Downsides of the new immigration policies for Canada2012-05-09
Unless you’ve been living off the grid, you know that we are in the midst of the most dramatic changes to our immigration system that we have seen in many years, perhaps ever.
However, there are some concerning changes coming and I wonder if they have all been well thought out, as the consequences may be much different that expected in the years to come.
Proficiency in English will be front and center as part of the new immigration rules. At first blush, it seems like a reasonable approach to ensure that immigrants can speak the native language when they arrive. However, a high level of English proficiency will – in practise – mean that we will see an over-representation of immigrants from the United Kingdom, the USA, Australia, New Zealand and other Enlgish speaking countries.
In contrast, Canada may no longer be as attractive to citizens of countries where English is not the first language such as India and the far east. The problem is two-fold: there are highly skilled inviduals from these countries that could certainly contribute a great deal to our society, even if their English isn’t top notch. The other issue is that Canada has expressed the absolute need to increase trade with far east countries in order to lessen our reliance with the United States for trade.
It seems to me that encouraging immigation from countries with which we seek to trade goods is a positive move to strengthen that relationship.

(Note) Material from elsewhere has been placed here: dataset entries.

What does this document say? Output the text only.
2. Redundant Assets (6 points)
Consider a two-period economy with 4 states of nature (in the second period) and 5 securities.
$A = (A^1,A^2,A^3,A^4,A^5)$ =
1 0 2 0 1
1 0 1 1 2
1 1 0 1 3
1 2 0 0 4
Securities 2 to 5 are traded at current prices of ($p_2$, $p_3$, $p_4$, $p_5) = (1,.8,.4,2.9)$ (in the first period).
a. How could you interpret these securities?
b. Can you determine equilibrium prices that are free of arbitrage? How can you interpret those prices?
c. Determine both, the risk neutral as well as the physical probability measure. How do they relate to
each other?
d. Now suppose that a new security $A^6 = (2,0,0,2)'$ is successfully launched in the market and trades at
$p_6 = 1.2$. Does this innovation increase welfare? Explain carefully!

Another major change coming is to allow employers to have a much greater role in selecting potential immigrants to ensure immediate job shortages can be filled. Although I agree that employers should have a role, we should be extremely cautious about being too short-sighted in this regard. The government must balance immediate needs for certain skills, with the skills required in the years ahead. We may find that we have a paucity of certain skills in future at the expense of skills we should have been nurturing over many years.
The super visa for parents and grandparents – replacing the ability to sponsor them – is one of the more disturbing aspects of the new policy. We know through studies on the subject, that immigrant parents and grandparents play a key role in allowing worker immigrants to succeed in Canada by providing childcare and other household duties.

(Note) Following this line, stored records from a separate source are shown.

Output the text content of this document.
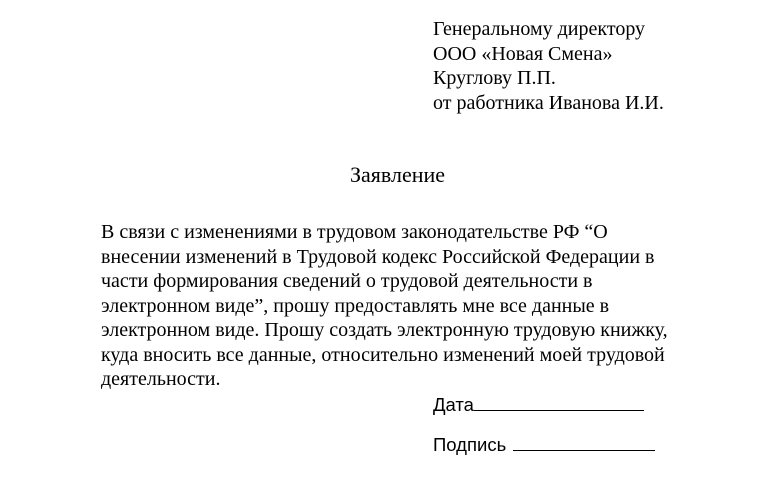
Генеральному директору
ООО «Новая Смена»
Круглову П.П.
от работника Иванова И.И.
Заявление
В связи с изменениями в трудовом законодательстве РФ “О
внесении изменений в Трудовой кодекс Российской Федерации в
части формирования сведений о трудовой деятельности в
электронном виде”, прошу предоставлять мне все данные в
электронном виде. Прошу создать электронную трудовую книжку,
куда вносить все данные, относительно изменений моей трудовой
деятельности.
Дата
Подпись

Aside from that, the emotional support provided by parents and grandparents, and the ability to care for them in their senior years are extremely valuable to worker immigrants but seems to be discounted in the current debate. In fact, there is a danger that this policy will discourage potential new applicants if they know that they will not be able to bring their parents and grandparents to Canada in future on a permanent basis.
There are just a few of the many unresolved issues that have arisen with the proposed immigration policy. I will address other aspects that are ripe for debate in future blog posts.